DRTA: mindestens 4 Wochen bei etwa 22 bis 25 °C — so lange braucht der Zyklus der meisten Erreger, bis Symptome sichtbar wären. Sera: etwa 4 Wochen, normal füttern, nur behandeln wenn etwas zu sehen ist. Das Glas ist eingefahren, der Kescher bleibt in diesem Becken. Wasser zuerst wie im Beutel, dann langsam an das Ziel. Zwei Wochen sind die untere Kante, die andere Seiten hier nennen; vier Wochen decken den Zyklus.
Diagnose
Ein zweites Glas lohnt, bevor die Tüte aufgeht. Tiere, die im Beutel taumeln, blutig sind oder Fäden am After haben, gehören nicht ins Gesellschaftsbecken — siehe Fische einsetzen. Weiße Körner, milchiger Flossenrand, Zapfen, seitliches Schwimmen: erst hier klären, dann umsetzen. Weißpunkt, Flossenfäule, Bauchwassersucht, Schwimmblase.
Wer kein zweites Glas hat, setzt in ein eingefahrenes Becken mit Nitrit 0 mg/l und misst die nächsten Tage. Das ist Haltung, nicht Quarantäne. Der Besatzrechner vorher, nicht nach dem Kauf.
Ursache
DRTA: auf und in jedem Fisch leben Erreger. Unter guter Haltung hält das Immunsystem sie unten. Der Beutel bringt Stress, Hunger und fremde Stämme. Im Gesellschaftsbecken trifft das den Altbesatz, der diese Stämme nicht kennt. Massensterben nach dem Einsetzen folgen oft diesem Muster, nicht einem „schlechten Filter“.

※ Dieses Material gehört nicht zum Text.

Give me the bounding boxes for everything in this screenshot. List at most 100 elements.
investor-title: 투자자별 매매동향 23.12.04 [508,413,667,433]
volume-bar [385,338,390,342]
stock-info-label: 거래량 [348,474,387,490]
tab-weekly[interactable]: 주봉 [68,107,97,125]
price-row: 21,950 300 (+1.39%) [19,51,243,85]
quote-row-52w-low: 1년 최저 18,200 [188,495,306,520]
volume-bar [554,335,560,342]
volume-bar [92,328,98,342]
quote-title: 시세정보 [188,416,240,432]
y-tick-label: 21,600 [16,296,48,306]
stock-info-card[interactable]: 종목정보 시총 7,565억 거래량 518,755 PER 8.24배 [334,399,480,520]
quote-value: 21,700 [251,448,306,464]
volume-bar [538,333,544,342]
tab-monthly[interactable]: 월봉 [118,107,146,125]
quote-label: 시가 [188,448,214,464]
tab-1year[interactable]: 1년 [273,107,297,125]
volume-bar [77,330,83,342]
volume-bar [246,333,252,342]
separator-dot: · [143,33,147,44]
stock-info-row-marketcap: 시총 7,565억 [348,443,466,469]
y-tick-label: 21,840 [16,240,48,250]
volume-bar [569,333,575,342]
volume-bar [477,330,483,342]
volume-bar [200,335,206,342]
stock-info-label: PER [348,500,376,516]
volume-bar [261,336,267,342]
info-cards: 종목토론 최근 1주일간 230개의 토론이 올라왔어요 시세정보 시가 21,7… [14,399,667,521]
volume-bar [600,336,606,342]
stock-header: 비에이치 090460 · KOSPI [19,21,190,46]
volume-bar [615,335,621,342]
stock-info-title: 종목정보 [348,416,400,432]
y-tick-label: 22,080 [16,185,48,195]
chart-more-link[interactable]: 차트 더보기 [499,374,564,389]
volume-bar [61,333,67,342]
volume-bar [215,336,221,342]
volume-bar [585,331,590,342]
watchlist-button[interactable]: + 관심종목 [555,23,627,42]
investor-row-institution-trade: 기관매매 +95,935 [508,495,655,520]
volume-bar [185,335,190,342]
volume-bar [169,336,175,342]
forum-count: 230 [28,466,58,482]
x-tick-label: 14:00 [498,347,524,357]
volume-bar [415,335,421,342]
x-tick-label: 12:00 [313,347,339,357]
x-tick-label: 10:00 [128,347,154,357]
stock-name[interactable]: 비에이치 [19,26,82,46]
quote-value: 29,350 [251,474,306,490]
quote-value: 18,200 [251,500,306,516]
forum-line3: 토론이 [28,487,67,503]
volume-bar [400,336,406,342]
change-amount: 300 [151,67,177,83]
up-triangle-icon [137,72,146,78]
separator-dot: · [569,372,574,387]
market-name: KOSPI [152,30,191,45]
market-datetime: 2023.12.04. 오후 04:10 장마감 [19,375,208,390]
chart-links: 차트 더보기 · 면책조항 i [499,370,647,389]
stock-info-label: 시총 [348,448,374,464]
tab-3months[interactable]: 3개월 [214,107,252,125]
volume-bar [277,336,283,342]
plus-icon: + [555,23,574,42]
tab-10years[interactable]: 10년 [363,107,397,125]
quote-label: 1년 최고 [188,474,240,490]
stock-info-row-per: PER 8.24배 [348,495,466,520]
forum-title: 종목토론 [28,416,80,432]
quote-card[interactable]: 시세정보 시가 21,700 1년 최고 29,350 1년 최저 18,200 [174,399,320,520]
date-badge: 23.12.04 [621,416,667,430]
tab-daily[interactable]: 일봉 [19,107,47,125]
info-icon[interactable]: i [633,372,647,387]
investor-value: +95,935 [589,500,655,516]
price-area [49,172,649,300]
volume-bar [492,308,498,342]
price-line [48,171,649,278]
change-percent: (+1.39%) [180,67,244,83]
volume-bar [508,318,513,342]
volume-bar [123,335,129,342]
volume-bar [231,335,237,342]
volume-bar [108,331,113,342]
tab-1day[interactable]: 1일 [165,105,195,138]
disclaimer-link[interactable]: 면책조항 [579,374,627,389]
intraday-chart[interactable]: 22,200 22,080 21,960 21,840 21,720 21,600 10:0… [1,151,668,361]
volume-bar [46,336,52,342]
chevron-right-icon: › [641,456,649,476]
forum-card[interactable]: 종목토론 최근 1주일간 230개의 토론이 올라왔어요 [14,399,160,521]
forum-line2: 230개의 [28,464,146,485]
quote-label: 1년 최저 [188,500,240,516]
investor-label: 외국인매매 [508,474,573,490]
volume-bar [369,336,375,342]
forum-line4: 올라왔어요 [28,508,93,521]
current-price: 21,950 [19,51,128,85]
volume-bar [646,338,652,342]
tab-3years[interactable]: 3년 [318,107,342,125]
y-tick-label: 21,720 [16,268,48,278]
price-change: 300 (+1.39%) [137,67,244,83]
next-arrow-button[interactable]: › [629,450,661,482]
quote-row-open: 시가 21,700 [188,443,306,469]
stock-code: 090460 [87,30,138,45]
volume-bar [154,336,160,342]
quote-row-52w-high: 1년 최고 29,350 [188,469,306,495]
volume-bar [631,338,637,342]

Bei 22–25 °C ist nach etwa vier Wochen ein Krankheitszyklus durchlaufen. Kühler dauert es länger. Goldfisch bei 10–22 °C braucht deshalb eher die volle Frist, nicht die kurze. Diskus und empfindliche Salmler ebenso. Kampffisch allein im Glas: trotzdem 4 Wochen, bevor er zu Garnelen oder Guppy kommt.
Sofortmaßnahme
- Eingefahrenes Glas, Filter, Heizer, Thermometer. Eine Matte aus dem gesunden Hauptfilter impft — Starterbakterien. NH4 und NO2 bei 0 mg/l, sonst 30 Prozent wechseln. NH4.
- Wasser zuerst nahe am Beutel, dann tropfenweise an GH, KH, pH des Zielbeckens. DRTA: wenn das Ladenwasser ungeeignet ist, sofort bessern, nicht den Fisch in Gift setzen.
- Wenig Versteck, genug, dass sich Neon und Kampffisch hinlegen können. DRTA: knapp halten, damit du siehst, was passiert. Sera: 0,5–1 cm Sand, wenn jemand den Boden braucht.
- Einsetzen wie im Hauptbecken: 15–20 Minuten treiben, 40–60 Minuten angleichen, Beutelwasser draußen. Ersten Abend nicht füttern, dann zwei Minuten. Füttern.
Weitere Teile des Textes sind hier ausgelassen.